The Beatles Did You Know
So many stories about The Beatles have been told and heard. Who knows what's true and what's myth. Here's few I found most interesting:
- George Martin played keyboards on almost every Beatles’ album.
- There are more than 3,000 recorded versions of Paul McCartney’s ‘Yesterday’
- David Bowie’s mega-hit Fame was written by Paul McCartney and John Lennon.
- ‘From Me To You’ is the shortest Beatles single clocking in at one minute and 57 seconds.
- 20th August 1969 was the last time that all four Beatles recorded together, when they finished ‘I Want You (She’s So Heavy’).
- It was George Harrison’s dentist who introduced John to LSD after slipping it into the guitarists’ coffee during a night in April 1965.
- On the Help! album sleeve the semaphore letters that the four Beatles are spelling out with their arms does not say HELP, but NUJV. It turns out that the semaphore arm positions for „Help“ didn't look aesthetically pleasing to the photographer so he rearranged them to form a nonsense phrase.
- Among the food and drink mentioned in Beatles' songs are eggs, onion, cornflakes, honey, coffee, marshmallows, cherry, truffles, ginger, pineapple, honey, octopus, turkey, marmelade, cocoanut fudge, tangerine, strawberries, mustard and pies. But there are no 'scrambled eggs', as the melody for the famous melancholy string setting 'Yesterday' apparently just popped into Paul McCartney's head when he woke up one morning. Until he could find words for it, the McCartney walked around the house humming 'scrambled eggs...baby, I love scrambled eggs' so that he wouldn't forget the tune.
- In late November 1960, George was deported when it was discovered that, at 17, he was too young to be legally playing in nightclubs. Shortly thereafter, Paul and Pete were also deported after being arrested for nailing a condom to the club wall and setting it on fire.
- Among the people who sing backing vocals on ‘All You Need Is Love’ are Mick Jagger, Keith Richards, Marianne Faithfull, Jane Asher, Mike McCartney, Pattie Harrison, Eric Clapton, Graham Nash, Keith Moon, Hunter Davies, and Gary Leeds of the Walker Brothers.

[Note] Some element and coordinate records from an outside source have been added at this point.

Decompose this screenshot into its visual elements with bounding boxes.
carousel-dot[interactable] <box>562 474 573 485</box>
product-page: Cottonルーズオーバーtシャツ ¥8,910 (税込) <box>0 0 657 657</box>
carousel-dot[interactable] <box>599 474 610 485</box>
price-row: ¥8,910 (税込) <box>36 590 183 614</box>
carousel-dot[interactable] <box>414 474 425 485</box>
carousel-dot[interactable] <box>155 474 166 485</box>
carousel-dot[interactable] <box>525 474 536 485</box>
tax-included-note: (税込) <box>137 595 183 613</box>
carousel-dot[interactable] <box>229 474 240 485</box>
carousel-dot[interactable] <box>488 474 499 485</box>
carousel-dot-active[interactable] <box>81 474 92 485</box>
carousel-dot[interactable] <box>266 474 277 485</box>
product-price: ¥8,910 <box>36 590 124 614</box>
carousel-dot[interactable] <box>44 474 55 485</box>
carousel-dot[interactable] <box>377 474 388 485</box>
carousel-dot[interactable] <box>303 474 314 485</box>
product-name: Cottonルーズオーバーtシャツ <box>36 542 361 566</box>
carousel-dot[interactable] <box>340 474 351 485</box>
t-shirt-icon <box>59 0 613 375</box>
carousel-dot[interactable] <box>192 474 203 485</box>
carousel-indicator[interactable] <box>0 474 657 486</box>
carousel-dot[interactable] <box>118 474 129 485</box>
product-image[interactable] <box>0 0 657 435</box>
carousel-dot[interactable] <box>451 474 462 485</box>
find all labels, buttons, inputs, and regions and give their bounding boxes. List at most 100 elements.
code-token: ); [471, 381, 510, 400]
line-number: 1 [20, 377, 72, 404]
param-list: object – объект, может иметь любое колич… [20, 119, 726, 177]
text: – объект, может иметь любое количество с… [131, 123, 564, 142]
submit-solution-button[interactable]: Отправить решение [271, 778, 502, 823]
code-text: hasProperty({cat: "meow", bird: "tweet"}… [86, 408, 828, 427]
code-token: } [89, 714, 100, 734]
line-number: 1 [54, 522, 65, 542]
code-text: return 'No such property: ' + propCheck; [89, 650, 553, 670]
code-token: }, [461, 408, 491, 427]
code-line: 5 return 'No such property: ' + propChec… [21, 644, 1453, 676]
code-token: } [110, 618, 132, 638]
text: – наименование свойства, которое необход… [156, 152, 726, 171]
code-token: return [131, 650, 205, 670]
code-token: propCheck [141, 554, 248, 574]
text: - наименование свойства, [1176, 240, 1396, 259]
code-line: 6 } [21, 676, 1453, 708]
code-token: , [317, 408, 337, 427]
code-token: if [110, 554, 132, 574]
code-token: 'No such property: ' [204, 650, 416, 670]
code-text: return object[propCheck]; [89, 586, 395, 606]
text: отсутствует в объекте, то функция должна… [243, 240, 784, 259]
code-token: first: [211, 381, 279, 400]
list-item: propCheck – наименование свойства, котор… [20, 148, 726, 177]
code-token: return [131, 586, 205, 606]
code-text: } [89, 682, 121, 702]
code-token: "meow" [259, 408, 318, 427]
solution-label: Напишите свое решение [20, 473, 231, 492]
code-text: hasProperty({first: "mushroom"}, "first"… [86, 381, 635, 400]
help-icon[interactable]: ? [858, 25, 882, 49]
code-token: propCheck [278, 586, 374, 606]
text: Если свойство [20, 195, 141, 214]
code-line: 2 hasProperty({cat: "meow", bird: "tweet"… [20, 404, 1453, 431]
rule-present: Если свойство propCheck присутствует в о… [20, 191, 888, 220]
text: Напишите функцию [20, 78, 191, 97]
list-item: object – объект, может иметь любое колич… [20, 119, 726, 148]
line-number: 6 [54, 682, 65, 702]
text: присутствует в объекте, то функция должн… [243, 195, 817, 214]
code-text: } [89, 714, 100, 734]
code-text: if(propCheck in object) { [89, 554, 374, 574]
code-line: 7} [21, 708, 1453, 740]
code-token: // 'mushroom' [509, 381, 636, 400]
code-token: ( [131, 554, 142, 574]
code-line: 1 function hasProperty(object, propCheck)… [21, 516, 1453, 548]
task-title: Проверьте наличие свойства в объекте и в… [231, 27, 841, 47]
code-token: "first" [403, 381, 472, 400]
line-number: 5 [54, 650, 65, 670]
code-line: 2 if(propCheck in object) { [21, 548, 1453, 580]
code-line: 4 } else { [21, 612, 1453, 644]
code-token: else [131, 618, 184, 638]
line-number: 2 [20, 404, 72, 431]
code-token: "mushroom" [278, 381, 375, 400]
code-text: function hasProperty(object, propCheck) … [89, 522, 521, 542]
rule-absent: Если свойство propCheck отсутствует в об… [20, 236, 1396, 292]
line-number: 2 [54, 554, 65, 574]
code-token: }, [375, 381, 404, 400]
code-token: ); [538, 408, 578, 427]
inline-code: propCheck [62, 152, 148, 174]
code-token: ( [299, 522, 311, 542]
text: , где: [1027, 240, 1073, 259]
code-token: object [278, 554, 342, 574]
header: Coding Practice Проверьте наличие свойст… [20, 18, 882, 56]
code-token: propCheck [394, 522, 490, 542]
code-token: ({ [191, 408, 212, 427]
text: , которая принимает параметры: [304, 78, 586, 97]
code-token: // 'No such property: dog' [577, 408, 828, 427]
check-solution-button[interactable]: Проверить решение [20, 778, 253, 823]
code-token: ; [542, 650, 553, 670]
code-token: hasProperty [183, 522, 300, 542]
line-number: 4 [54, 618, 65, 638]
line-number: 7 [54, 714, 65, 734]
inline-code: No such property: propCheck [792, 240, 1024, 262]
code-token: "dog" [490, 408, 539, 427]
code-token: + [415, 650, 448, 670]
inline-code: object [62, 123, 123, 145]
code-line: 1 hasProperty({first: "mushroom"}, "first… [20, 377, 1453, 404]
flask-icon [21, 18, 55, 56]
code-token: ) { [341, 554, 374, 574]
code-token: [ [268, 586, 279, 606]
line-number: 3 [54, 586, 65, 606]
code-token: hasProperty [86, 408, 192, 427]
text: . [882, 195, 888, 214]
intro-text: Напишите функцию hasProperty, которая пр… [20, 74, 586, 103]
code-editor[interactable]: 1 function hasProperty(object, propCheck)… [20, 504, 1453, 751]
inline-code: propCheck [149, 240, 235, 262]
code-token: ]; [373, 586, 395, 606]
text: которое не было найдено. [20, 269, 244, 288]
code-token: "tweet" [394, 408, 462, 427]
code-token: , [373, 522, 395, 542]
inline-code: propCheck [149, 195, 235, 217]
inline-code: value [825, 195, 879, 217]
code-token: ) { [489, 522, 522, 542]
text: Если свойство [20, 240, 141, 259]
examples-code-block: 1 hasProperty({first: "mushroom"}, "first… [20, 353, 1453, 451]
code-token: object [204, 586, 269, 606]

- The BBC banned ‘I Am the Walrus’ because of the reference to 'knickers' in the lyrics. In an interview with official Beatles biographer Hunter Davies, he revealed a desire to take the Beatles’ edginess in a new direction altogether: „Why can't you have people f***ing as well? It's going on everywhere in the world, all the time. So why can't you mention it? It's just a word, made up by people... It doesn't mean a thing, so why can't we use it in a song? We will eventually. We haven't started yet.“ The BBC also banned ‘Lucy in the Sky with Diamonds’, Fixing a Hole’ and ‘A Day in the Life’ because they decided they all referred to drugs.
- “Michelle” was inspired by Paul’s favorite technique for picking up girls at parties. McCartney once shared in an interview that he and Harrison, self-described “working-class boys,” often felt at odds at the boho-chic parties they went to as teens with Lennon (who was older and attending art college). To hold his own, McCartney developed a habit of dressing in black, sitting in a corner with his guitar, and singing in made-up French to see if he could draw over any of the Juliette Greco-type women. It never worked, but one day Lennon suggested that McCartney make “that French thing” into a song.
- Ringo's real name is Richard Starkeym called 'Ritchie' by his doting mother, was always known in the group's public performances, films and album covers as Ringo, but in recordings and studio takes, Paul can be heard calling out 'Ready, Richard?' before counting the band off. The drummer's first nickname, Rings, reportedly came from his habit of wearing large amounts of jewelry, particularly on his fingers. Later, while at a holiday cap, he changed it into 'Ringo' to sound more cowboy-ish.